Webmaster's game assessment

Photo of left field fence
Close up view of outfield advertising on left field fence

Haymarket Park is great for fans but has some characteristics that make it awkward or unique in the American Association. Several favor pitchers some don't.

Haymarket Park has what appear to be the widest foul territories in the league (approx. 40 feet wide?). This places fans further away from the action, but also give fielders more chances with pop flies. Unlike Midway Stadium (where they run parallel to the lines) they eventually meet the outfield near the foul poles reducing the multi-base errors found there.

The octagonal shape of the outfield means the power allies are further from home plate than center field(403 and 405 as opposed to 395 to "dead center"). This also favors the pitcher.

Field orientation has the pitcher facing west-northwest. This creates two more unusual issues for the team in the field during evening games. As in St. Joseph, the usual (east-southeast) orientation tends to have sunsets crossing the field shading left and right field but not center. Unlike Can West though,this is due to the shape of the skybox rooves and not the city skyline.

Photo of second sunset
Sample of the "second sunset" at Haymarket Park

The "Second Sunset"

More obnoxious is the "second sunset" during evening games. Normally this isn't a problem at a ballpark, but Haymarket Park's design causes the sun to set again through the concourse. As shown in the picture, the lack of banners, panels or other shade devices has the pitcher and some fielders staring into a setting sun near dusk. Eventually this will likely be addressed so this obvious mistake will be gone in the future.

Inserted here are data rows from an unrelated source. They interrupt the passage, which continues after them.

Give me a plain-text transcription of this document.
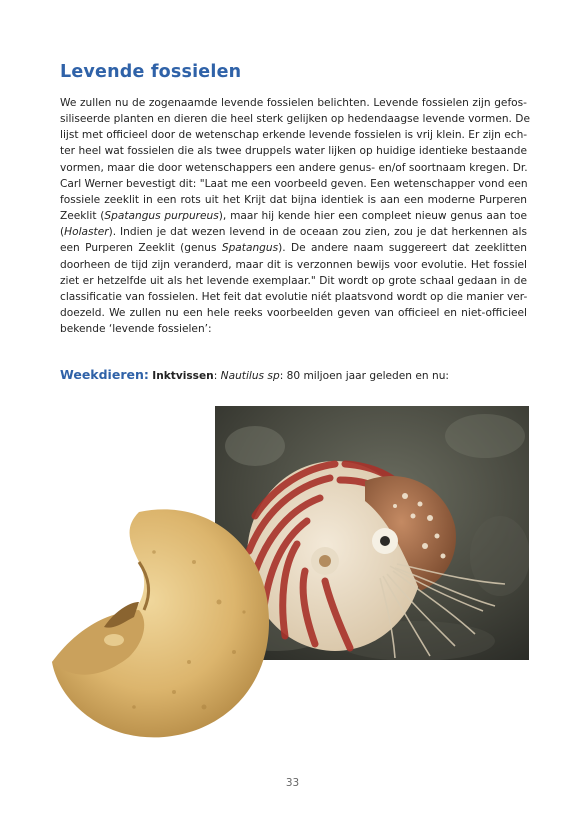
Levende fossielen
We zullen nu de zogenaamde levende fossielen belichten. Levende fossielen zijn gefos-
siliseerde planten en dieren die heel sterk gelijken op hedendaagse levende vormen. De
lijst met officieel door de wetenschap erkende levende fossielen is vrij klein. Er zijn ech-
ter heel wat fossielen die als twee druppels water lijken op huidige identieke bestaande
vormen, maar die door wetenschappers een andere genus- en/of soortnaam kregen. Dr.
Carl Werner bevestigt dit: "Laat me een voorbeeld geven. Een wetenschapper vond een
fossiele zeeklit in een rots uit het Krijt dat bijna identiek is aan een moderne Purperen
Zeeklit (Spatangus purpureus), maar hij kende hier een compleet nieuw genus aan toe
(Holaster). Indien je dat wezen levend in de oceaan zou zien, zou je dat herkennen als
een Purperen Zeeklit (genus Spatangus). De andere naam suggereert dat zeeklitten
doorheen de tijd zijn veranderd, maar dit is verzonnen bewijs voor evolutie. Het fossiel
ziet er hetzelfde uit als het levende exemplaar." Dit wordt op grote schaal gedaan in de
classificatie van fossielen. Het feit dat evolutie niét plaatsvond wordt op die manier ver-
doezeld. We zullen nu een hele reeks voorbeelden geven van officieel en niet-officieel
bekende ‘levende fossielen’:
Weekdieren: Inktvissen: Nautilus sp: 80 miljoen jaar geleden en nu:
33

The outfield billboards also represent an interesting problem for fielders. These boxes are likely (though infrequently) to lead to odd caroms in the field or even causing the ball to stick in them. The oblique angle of left and right field fences should keep this to a minimum, but the numerous corners and edges on these will likely lead to some surprises for outfielders.

The boxes and padded lower wall also likely allow fields considerable "extra reach." Unless ground rules prohibit it, fielders can easily stand on top of the billboards. They can also use the lower wall for footing and cling to top of the upper (chain link) fence. In both cases, the outfield fence is potentially a major platform from which to steal home runs for clever fielders.